Rough as some of the live recording may be, Solti’s command of the opera is wondrously compassionate and the secondary roles are extremely well sung, but it is Gheorghiu who catches the
ear with a magnetism unheard for a diva generation. Her sotto voce entry ‘E strano’ combines pathos and fear with sexual confidence of a blazing voltage. As with Callas in Tosca, you feel that nothing is beyond this woman, including murder. Lustrous and faultless in voice and articulation, casting memories of Sutherland and Pavarotti (likewise on Decca) deep into shade, Gheorghiu possesses the role of Violetta with shattering conviction and you do not need the audience eruption to confirm the sighting of an ascendant comet.
82. Bruckner: Fifth Symphony
Royal Scottish National Orchestra/Georg Tintner
Naxos: Glasgow (Henry Wood Hall), 1996
A new classical label appeared in 1988 selling CDs at one-third of the usual price, a mere impulse purchase.

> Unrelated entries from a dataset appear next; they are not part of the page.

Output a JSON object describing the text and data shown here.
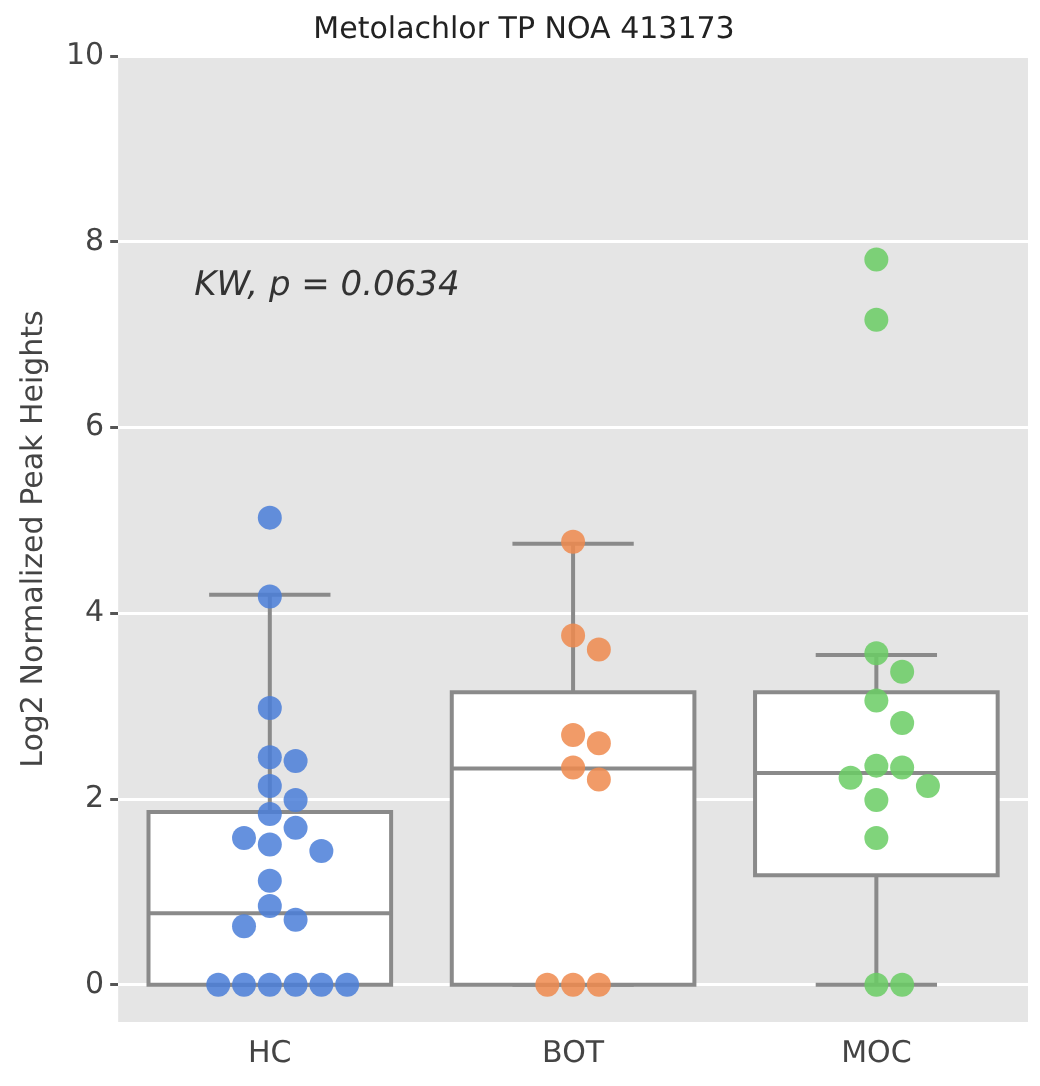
{
  "chart_data": {
    "type": "box",
    "title": "Metolachlor TP NOA 413173",
    "ylabel": "Log2 Normalized Peak Heights",
    "categories": [
      "HC",
      "BOT",
      "MOC"
    ],
    "boxes": [
      {
        "low": 0,
        "q1": 0,
        "median": 0.77,
        "q3": 1.86,
        "high": 4.2
      },
      {
        "low": 0,
        "q1": 0,
        "median": 2.33,
        "q3": 3.15,
        "high": 4.75
      },
      {
        "low": 0,
        "q1": 1.18,
        "median": 2.28,
        "q3": 3.15,
        "high": 3.55
      }
    ],
    "series": [
      {
        "type": "scatter",
        "color": "#4a7ed8",
        "x": [
          "HC",
          "HC",
          "HC",
          "HC",
          "HC",
          "HC",
          "HC",
          "HC",
          "HC",
          "HC",
          "HC",
          "HC",
          "HC",
          "HC",
          "HC",
          "HC",
          "HC",
          "HC",
          "HC",
          "HC",
          "HC",
          "HC"
        ],
        "values": [
          5.03,
          4.18,
          2.98,
          2.45,
          2.41,
          2.14,
          1.99,
          1.84,
          1.69,
          1.58,
          1.51,
          1.44,
          1.12,
          0.85,
          0.7,
          0.63,
          0,
          0,
          0,
          0,
          0,
          0
        ]
      },
      {
        "type": "scatter",
        "color": "#ef8a4e",
        "x": [
          "BOT",
          "BOT",
          "BOT",
          "BOT",
          "BOT",
          "BOT",
          "BOT",
          "BOT",
          "BOT",
          "BOT"
        ],
        "values": [
          4.77,
          3.76,
          3.61,
          2.69,
          2.6,
          2.34,
          2.21,
          0,
          0,
          0
        ]
      },
      {
        "type": "scatter",
        "color": "#6acc64",
        "x": [
          "MOC",
          "MOC",
          "MOC",
          "MOC",
          "MOC",
          "MOC",
          "MOC",
          "MOC",
          "MOC",
          "MOC",
          "MOC",
          "MOC",
          "MOC",
          "MOC"
        ],
        "values": [
          7.81,
          7.16,
          3.57,
          3.37,
          3.06,
          2.82,
          2.36,
          2.34,
          2.23,
          2.14,
          1.99,
          1.58,
          0,
          0
        ]
      }
    ],
    "ylim": [
      -0.4,
      10
    ],
    "yticks": [
      0,
      2,
      4,
      6,
      8,
      10
    ],
    "grid": "y",
    "marker": "circle",
    "annotations": [
      "KW, p = 0.0634"
    ]
  }
}
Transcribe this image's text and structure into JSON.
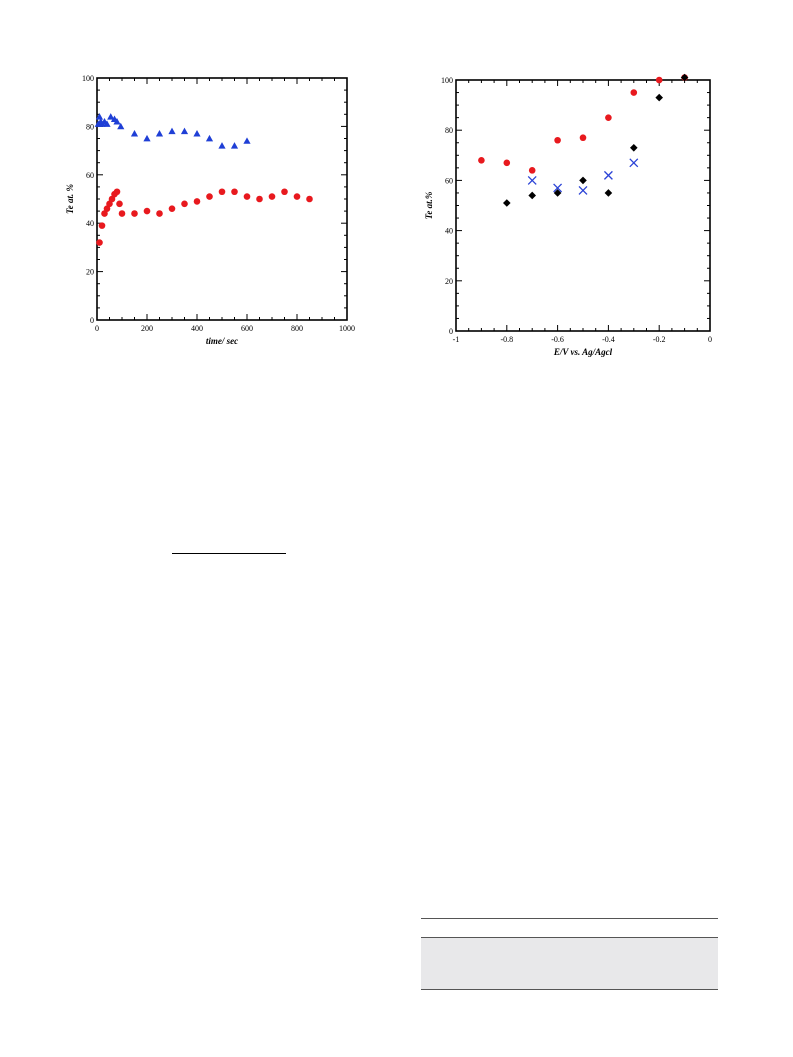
{
  "chart_data": [
    {
      "type": "scatter",
      "title": "",
      "xlabel": "time/ sec",
      "ylabel": "Te at. %",
      "xlim": [
        0,
        1000
      ],
      "ylim": [
        0,
        100
      ],
      "xticks": [
        "0",
        "200",
        "400",
        "600",
        "800",
        "1000"
      ],
      "yticks": [
        "0",
        "20",
        "40",
        "60",
        "80",
        "100"
      ],
      "grid": false,
      "legend": "none",
      "series": [
        {
          "marker": "triangle",
          "color": "#1f3fd6",
          "points": [
            [
              5,
              81
            ],
            [
              10,
              84
            ],
            [
              15,
              82
            ],
            [
              20,
              81
            ],
            [
              30,
              82
            ],
            [
              40,
              81
            ],
            [
              55,
              84
            ],
            [
              70,
              83
            ],
            [
              80,
              82
            ],
            [
              95,
              80
            ],
            [
              150,
              77
            ],
            [
              200,
              75
            ],
            [
              250,
              77
            ],
            [
              300,
              78
            ],
            [
              350,
              78
            ],
            [
              400,
              77
            ],
            [
              450,
              75
            ],
            [
              500,
              72
            ],
            [
              550,
              72
            ],
            [
              600,
              74
            ]
          ]
        },
        {
          "marker": "circle",
          "color": "#e8191e",
          "points": [
            [
              10,
              32
            ],
            [
              20,
              39
            ],
            [
              30,
              44
            ],
            [
              40,
              46
            ],
            [
              50,
              48
            ],
            [
              60,
              50
            ],
            [
              70,
              52
            ],
            [
              80,
              53
            ],
            [
              90,
              48
            ],
            [
              100,
              44
            ],
            [
              150,
              44
            ],
            [
              200,
              45
            ],
            [
              250,
              44
            ],
            [
              300,
              46
            ],
            [
              350,
              48
            ],
            [
              400,
              49
            ],
            [
              450,
              51
            ],
            [
              500,
              53
            ],
            [
              550,
              53
            ],
            [
              600,
              51
            ],
            [
              650,
              50
            ],
            [
              700,
              51
            ],
            [
              750,
              53
            ],
            [
              800,
              51
            ],
            [
              850,
              50
            ]
          ]
        }
      ]
    },
    {
      "type": "scatter",
      "title": "",
      "xlabel": "E/V vs. Ag/Agcl",
      "ylabel": "Te at.%",
      "xlim": [
        -1,
        0
      ],
      "ylim": [
        0,
        100
      ],
      "xticks": [
        "-1",
        "-0.8",
        "-0.6",
        "-0.4",
        "-0.2",
        "0"
      ],
      "yticks": [
        "0",
        "20",
        "40",
        "60",
        "80",
        "100"
      ],
      "grid": false,
      "legend": "none",
      "series": [
        {
          "marker": "circle",
          "color": "#e8191e",
          "points": [
            [
              -0.9,
              68
            ],
            [
              -0.8,
              67
            ],
            [
              -0.7,
              64
            ],
            [
              -0.6,
              76
            ],
            [
              -0.5,
              77
            ],
            [
              -0.4,
              85
            ],
            [
              -0.3,
              95
            ],
            [
              -0.2,
              100
            ],
            [
              -0.1,
              101
            ]
          ]
        },
        {
          "marker": "diamond",
          "color": "#000000",
          "points": [
            [
              -0.8,
              51
            ],
            [
              -0.7,
              54
            ],
            [
              -0.6,
              55
            ],
            [
              -0.5,
              60
            ],
            [
              -0.4,
              55
            ],
            [
              -0.3,
              73
            ],
            [
              -0.2,
              93
            ],
            [
              -0.1,
              101
            ]
          ]
        },
        {
          "marker": "x",
          "color": "#2b43d6",
          "points": [
            [
              -0.7,
              60
            ],
            [
              -0.6,
              57
            ],
            [
              -0.5,
              56
            ],
            [
              -0.4,
              62
            ],
            [
              -0.3,
              67
            ]
          ]
        }
      ]
    }
  ]
}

The orchestras were remote, the conductors and soloists obscure. The discs came from Hong Kong and seemed to be pitched at the growing and somewhat indiscriminate Asian-tiger taste for high culture.
Critics greeted Naxos with collective disdain. What changed their tune was a cycle of Bruckner symphonies that called up mighty reminiscences of old masters: Klemperer, Furtwängler, Karajan. From the fifth symphony’s opening footfall, the immaculate phrasing, idiomatic pacing and resolute passion announced an interpretation of unarguable authority.